I am waiting to see their AR to see the progress of two new plants. According to the last AR, two new plants were at ‘Onna Menna’ situation to start the operation.


I have the same question. 
For each year their cost of production was around 40 million for past many years. This is very high compared to others. With Admin expenses , to have profit they need revenue well over 65 m. 

This time Y/Y revenue was just 52 million. 

In 2010/11 they reported 135 million and thus a profit of 70 million. 
My arg is if they got 135 in 2010 they have to get at least 200 - 250 in future with the new plants. 
I have no news about the commissioning of the new plants.

Redbulls

Redbulls
Director - Equity Analytics
Director - Equity Analytics

Seems to be the time is coming to off load the collected stuff. What a drama by bunch of foxes.

lakymahesh


Senior Equity Analytic
Senior Equity Analytic

Redbulls wrote:Seems to be the time is coming to off load the collected stuff. What a drama by bunch of foxes.



The more u read the more you want to buy . . . i've did my reading, dwldd sm PDF's of HPWR and its not a BAD share, given the price, dividend yield  . . . i wudnt mind about this 2016 cos surely im not gonna hold it untill then . . .

seek


Senior Manager - Equity Analytics
Senior Manager - Equity Analytics

Redbulls wrote:Seems to be the time is coming to off load the collected stuff. What a drama by bunch of foxes.

I don’t want to be a fox. I think it is better to keep silent.

Jeremy

Jeremy
Assistant Vice President - Equity Analytics
Assistant Vice President - Equity Analytics

How can a thermal power plant be the best power plant????

wappula

wappula
Manager - Equity Analytics
Manager - Equity Analytics

Chinwi wrote:Although you say it is the Best Pick and talk about rains, Hydro power was just 4 % of the revenue of Hemas Power. (2013)

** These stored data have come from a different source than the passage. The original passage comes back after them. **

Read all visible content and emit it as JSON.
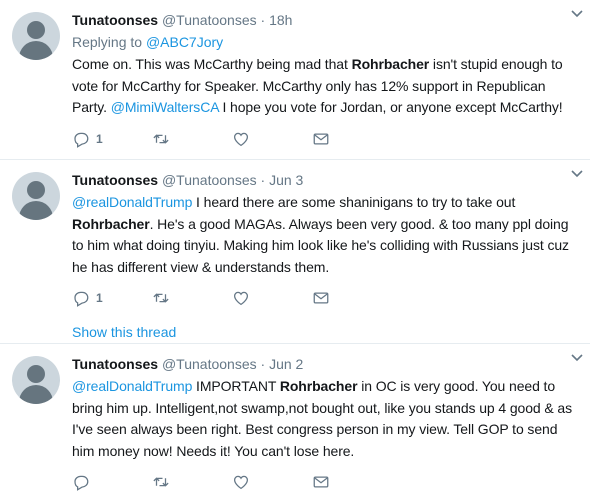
{
  "tweets": [
    {
      "fullname": "Tunatoonses",
      "username": "@Tunatoonses",
      "dot": "·",
      "time": "18h",
      "replying_prefix": "Replying to ",
      "replying_to": "@ABC7Jory",
      "text_parts": [
        {
          "t": "Come on. This was McCarthy being mad that "
        },
        {
          "t": "Rohrbacher",
          "b": true
        },
        {
          "t": " isn't stupid enough to vote for McCarthy for Speaker. McCarthy only has 12% support in Republican Party. "
        },
        {
          "t": "@MimiWaltersCA",
          "link": true
        },
        {
          "t": " I hope you vote for Jordan, or anyone except McCarthy!"
        }
      ],
      "reply_count": "1",
      "retweet_count": "",
      "like_count": ""
    },
    {
      "fullname": "Tunatoonses",
      "username": "@Tunatoonses",
      "dot": "·",
      "time": "Jun 3",
      "text_parts": [
        {
          "t": "@realDonaldTrump",
          "link": true
        },
        {
          "t": " I heard there are some shaninigans to try to take out "
        },
        {
          "t": "Rohrbacher",
          "b": true
        },
        {
          "t": ". He's a good MAGAs. Always been very good. & too many ppl doing to him what doing tinyiu. Making him look like he's colliding with Russians just cuz he has different view & understands them."
        }
      ],
      "reply_count": "1",
      "retweet_count": "",
      "like_count": "",
      "show_thread": "Show this thread"
    },
    {
      "fullname": "Tunatoonses",
      "username": "@Tunatoonses",
      "dot": "·",
      "time": "Jun 2",
      "text_parts": [
        {
          "t": "@realDonaldTrump",
          "link": true
        },
        {
          "t": " IMPORTANT "
        },
        {
          "t": "Rohrbacher",
          "b": true
        },
        {
          "t": " in OC is very good. You need to bring him up. Intelligent,not swamp,not bought out, like you stands up 4 good & as I've seen always been right. Best congress person in my view. Tell GOP to send him money now! Needs it! You can't lose here."
        }
      ],
      "reply_count": "",
      "retweet_count": "",
      "like_count": ""
    }
  ],
  "icons": {
    "reply": "reply-icon",
    "retweet": "retweet-icon",
    "like": "heart-icon",
    "dm": "envelope-icon",
    "more": "chevron-down-icon"
  },
  "colors": {
    "link": "#1b95e0",
    "secondary_text": "#657786",
    "divider": "#e6ecf0",
    "avatar_bg": "#ccd6dd"
  }
}
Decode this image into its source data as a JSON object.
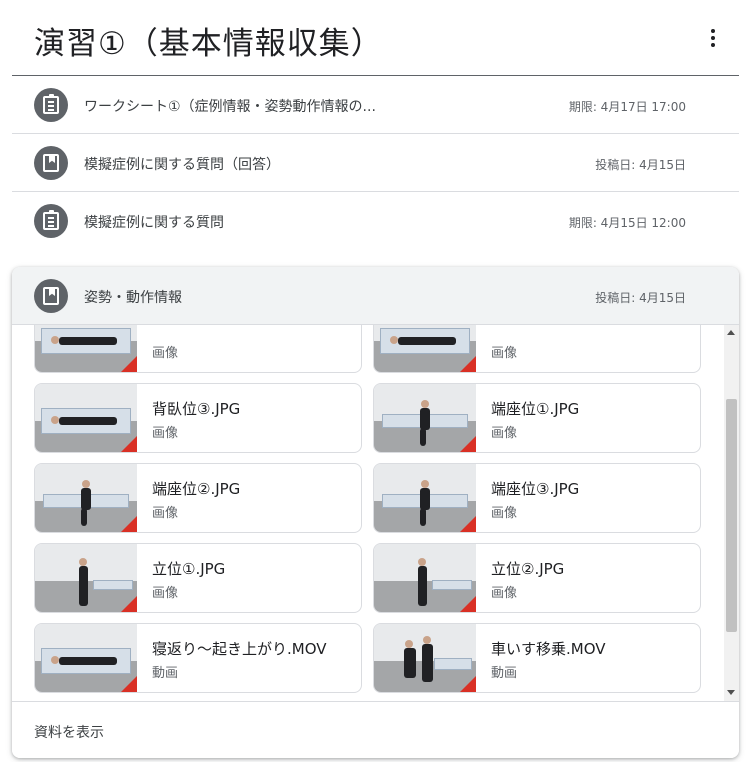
{
  "header": {
    "title": "演習①（基本情報収集）"
  },
  "items": [
    {
      "title": "ワークシート①（症例情報・姿勢動作情報の...",
      "date": "期限: 4月17日 17:00",
      "icon": "assignment-icon"
    },
    {
      "title": "模擬症例に関する質問（回答）",
      "date": "投稿日: 4月15日",
      "icon": "material-icon"
    },
    {
      "title": "模擬症例に関する質問",
      "date": "期限: 4月15日 12:00",
      "icon": "assignment-icon"
    }
  ],
  "expanded": {
    "title": "姿勢・動作情報",
    "date": "投稿日: 4月15日",
    "icon": "material-icon",
    "footer_label": "資料を表示",
    "attachments": [
      {
        "name": "",
        "type": "画像",
        "scene": "lying"
      },
      {
        "name": "",
        "type": "画像",
        "scene": "lying"
      },
      {
        "name": "背臥位③.JPG",
        "type": "画像",
        "scene": "lying"
      },
      {
        "name": "端座位①.JPG",
        "type": "画像",
        "scene": "sitting"
      },
      {
        "name": "端座位②.JPG",
        "type": "画像",
        "scene": "sitting"
      },
      {
        "name": "端座位③.JPG",
        "type": "画像",
        "scene": "sitting"
      },
      {
        "name": "立位①.JPG",
        "type": "画像",
        "scene": "standing"
      },
      {
        "name": "立位②.JPG",
        "type": "画像",
        "scene": "standing"
      },
      {
        "name": "寝返り～起き上がり.MOV",
        "type": "動画",
        "scene": "lying"
      },
      {
        "name": "車いす移乗.MOV",
        "type": "動画",
        "scene": "wheelchair"
      },
      {
        "name": "",
        "type": "",
        "scene": "standing"
      },
      {
        "name": "",
        "type": "",
        "scene": "standing"
      }
    ]
  },
  "colors": {
    "icon_bg": "#5f6368",
    "thumb_corner": "#d93025",
    "expanded_bg": "#f1f3f4"
  }
}
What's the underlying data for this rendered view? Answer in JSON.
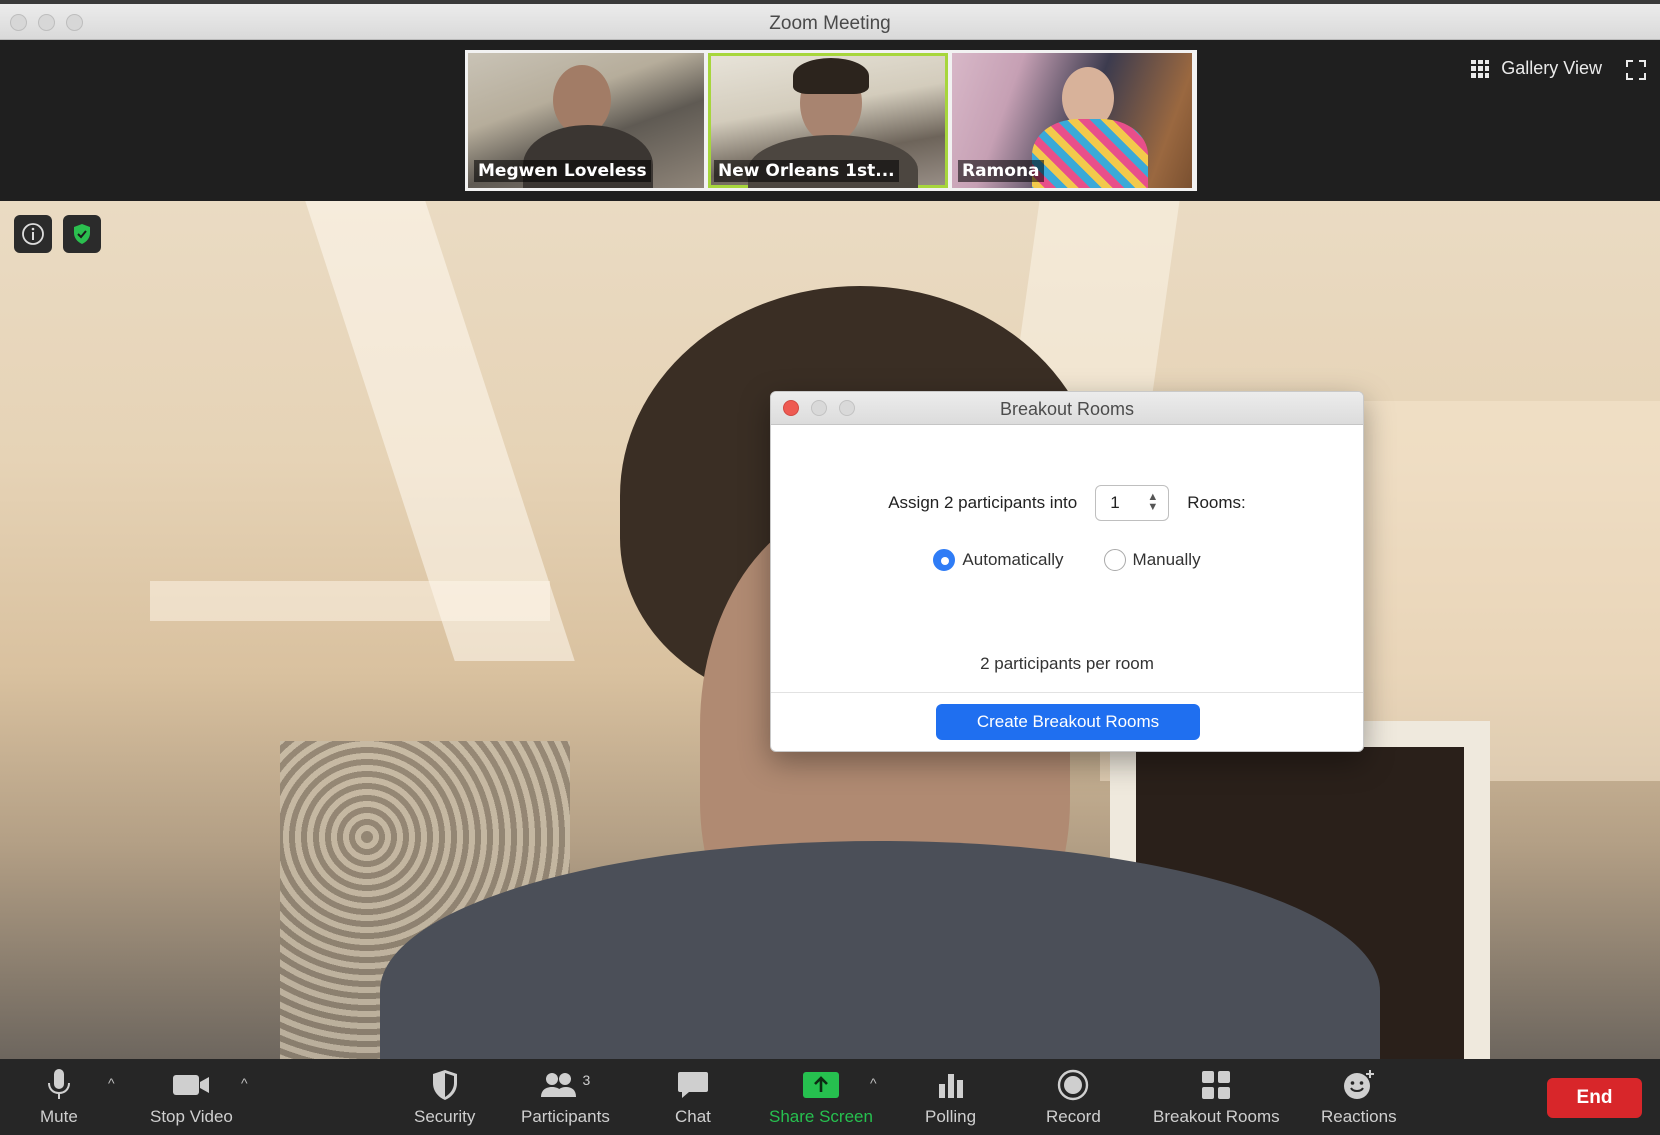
{
  "window": {
    "title": "Zoom Meeting"
  },
  "participants_strip": [
    {
      "name": "Megwen Loveless",
      "active": false
    },
    {
      "name": "New Orleans 1st...",
      "active": true
    },
    {
      "name": "Ramona",
      "active": false
    }
  ],
  "view": {
    "gallery_label": "Gallery View"
  },
  "overlay": {
    "info_icon": "info-icon",
    "security_icon": "shield-check-icon"
  },
  "dialog": {
    "title": "Breakout Rooms",
    "assign_prefix": "Assign 2 participants into",
    "rooms_value": "1",
    "rooms_suffix": "Rooms:",
    "option_auto": "Automatically",
    "option_manual": "Manually",
    "selected_option": "Automatically",
    "per_room_text": "2 participants per room",
    "create_button": "Create Breakout Rooms"
  },
  "toolbar": {
    "mute": "Mute",
    "stop_video": "Stop Video",
    "security": "Security",
    "participants": "Participants",
    "participants_count": "3",
    "chat": "Chat",
    "share_screen": "Share Screen",
    "polling": "Polling",
    "record": "Record",
    "breakout_rooms": "Breakout Rooms",
    "reactions": "Reactions",
    "end": "End"
  },
  "colors": {
    "accent_blue": "#1f6ff0",
    "share_green": "#26c04f",
    "end_red": "#d8262a",
    "active_border": "#a7d63c"
  }
}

They are still a thermal power company. Slight movement of the prices of furnace oil can shake that type of company.  Active RainGod = worst enemy of the thermal power people.  

In 2013 they burnt huge 5 billion rupees to generate 5.3 billion revenue from thermal and got 193 million  profit. Hydro power generated was  221miilion and gave a profit of  154 million.

Although HydroP generated only 4 % of the revenue the profit from Hydropower was 36% of the total. 

In other words they can close down thermal and go ahead with Hydro  and that makes it  a best pick ?. 

My question is , what will happen to their heavy asset load of thermal plants - Heladhanavi ? ( approx 2 billion with a 1 billion interest paying loan )    if the Govt reduces  buying thermal power due to increase of rains ? I cannot figure out . 

Can they sell it to some other country without getting a big loss to the books? 
(Even they close down it they have to pay 1 billion loan interest.)


thank you, chinwi you do the best in everytime.